In that case the incident in Luke 22 7 would have been on Nissan 13.

The Pope Emeritus (as he now is) then points out John's chronology has Jesus's death at the time the Paschal lambs were being slaughtered, and the theological significance of this has led some to argue John altered the chronology to fit the theology.

He discusses in some detail various theories that have ben suggested to reconcile the Synoptic accounts with that of John. He does not find them entirely satisfactory.

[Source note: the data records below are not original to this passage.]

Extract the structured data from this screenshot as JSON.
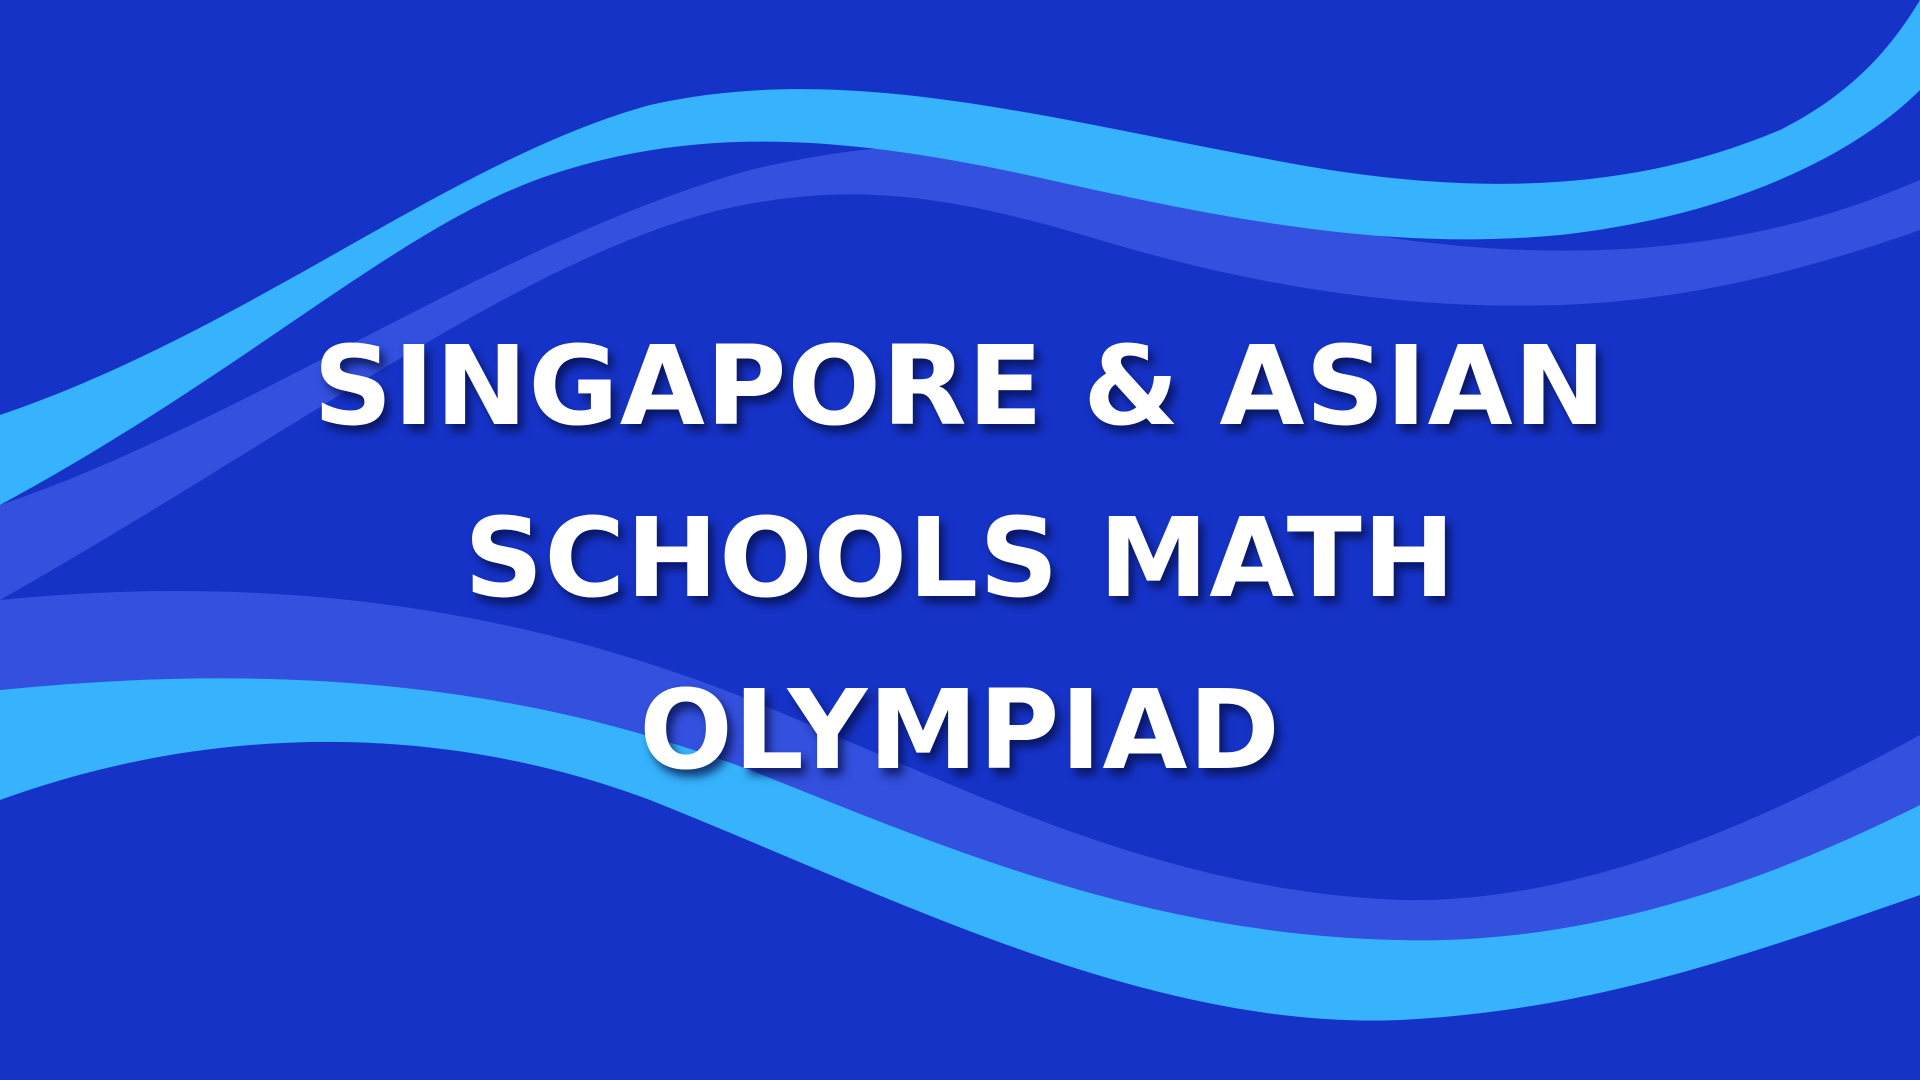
{
  "colors": {
    "background": "#1633c8",
    "wave_light": "#36b3fc",
    "wave_mid": "#3350de",
    "text": "#ffffff"
  },
  "title": {
    "lines": [
      "SINGAPORE & ASIAN",
      "SCHOOLS MATH",
      "OLYMPIAD"
    ]
  }
}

One thing emerges clearly from the entire tradition: essentially, this farewell meal was not the old Passover, but the new one, which Jesus accomplished in this context. Even though the meal that Jesus shared with the Twelve was not a Passover meal according to the ritual prescriptions of Judaism, nevertheless, in retrospect, the inner connection of the whole event with Jesus' death and Resurrection stood out clearly. It was Jesus' Passover. And in this sense he both did and did not celebrate the Passover: the old rituals could not be carried out – when their time came, Jesus had already died. But he had given himself, and thus he had truly celebrated the Passover with them. The old was not abolished; it was simply brought to its full meaning.

On this basis one can understand how it was that very early on, Jesus' Last Supper – which includes not only a prophecy, but a real anticipation of the Cross and Resurrection in the Eucharistic gifts – was regarded as a Passover: as his Passover. And so it was.

It is impossible to say that there is a definite Catholic point of view on the matter. However the idea that the chronology associated with John is the correct one is supported by Pope Benedict, and his focus on the Eucharistic Theology, is also Catholic.

On this basis Luke 22: 7 took place on Nissan 13.